2. The anti-jamming structure for a crusher according to claim 1, characterized in that: The connecting strip (9) and the first arc-shaped movable strip (10) are integrally designed. A chute (12) is formed between adjacent two connecting strips (9). Part of the crushed material is discharged through the chute (12). The upper end of the crushing box body (2) is provided with a feed inlet (3), and the material is put in through the feed inlet (3).

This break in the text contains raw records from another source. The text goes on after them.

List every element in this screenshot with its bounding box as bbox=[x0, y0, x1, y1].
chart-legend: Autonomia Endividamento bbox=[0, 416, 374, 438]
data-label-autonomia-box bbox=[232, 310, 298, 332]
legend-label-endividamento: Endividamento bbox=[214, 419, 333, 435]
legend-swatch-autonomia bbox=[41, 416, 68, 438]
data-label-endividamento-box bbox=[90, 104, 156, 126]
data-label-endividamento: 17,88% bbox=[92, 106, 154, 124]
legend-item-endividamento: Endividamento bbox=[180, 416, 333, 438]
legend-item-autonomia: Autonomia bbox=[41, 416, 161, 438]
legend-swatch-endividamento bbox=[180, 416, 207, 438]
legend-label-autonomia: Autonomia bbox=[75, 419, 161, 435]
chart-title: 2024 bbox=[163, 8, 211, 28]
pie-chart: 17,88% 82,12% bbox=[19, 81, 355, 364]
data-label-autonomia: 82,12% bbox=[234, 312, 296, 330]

3. The anti-jamming structure for a crusher according to claim 2, characterized in that: The cross-sections of the first arc-shaped movable strip (10) and the second arc-shaped movable strip (11) are designed in a "C" shape. Multiple second arc-shaped movable strips (11) are connected by a rotating shaft. The second arc-shaped movable strip (11) is placed in the gap of the first arc-shaped movable strip (10). The rotating shaft of the second arc-shaped movable strip (11) is fixed to the first arc-shaped movable strip (10) by a nut.
4. The anti-jamming structure for a crusher according to claim 3, characterized in that: The cross-section of the extension plate (8) is designed in a "丿" shape, and the extension plate (8) is fixedly welded to the connecting strip (9). The extension plate (8) is fixedly connected to the connecting rod (13), and both ends of the connecting rod (13) are provided with threads.
5. The anti-jamming structure for a crusher according to claim 4, characterized in that: Two protruding blocks (15) are parallelly distributed on the discharge hood (7), and the connecting rod (13) passes through the holes opened in the protruding blocks (15). The contact ends of the connecting rod (13) and the protruding blocks (15) are designed to be smooth.
6. The anti-jamming structure for a crusher according to claim 5, characterized in that: The fastening nut (14) is sleeved on the thread of the connecting rod (13). Two fastening nuts (14) limit the connecting rod (13) on the protruding block (15), facilitating the rotation of the connecting rod (13) to drive the extension plate (8) to move.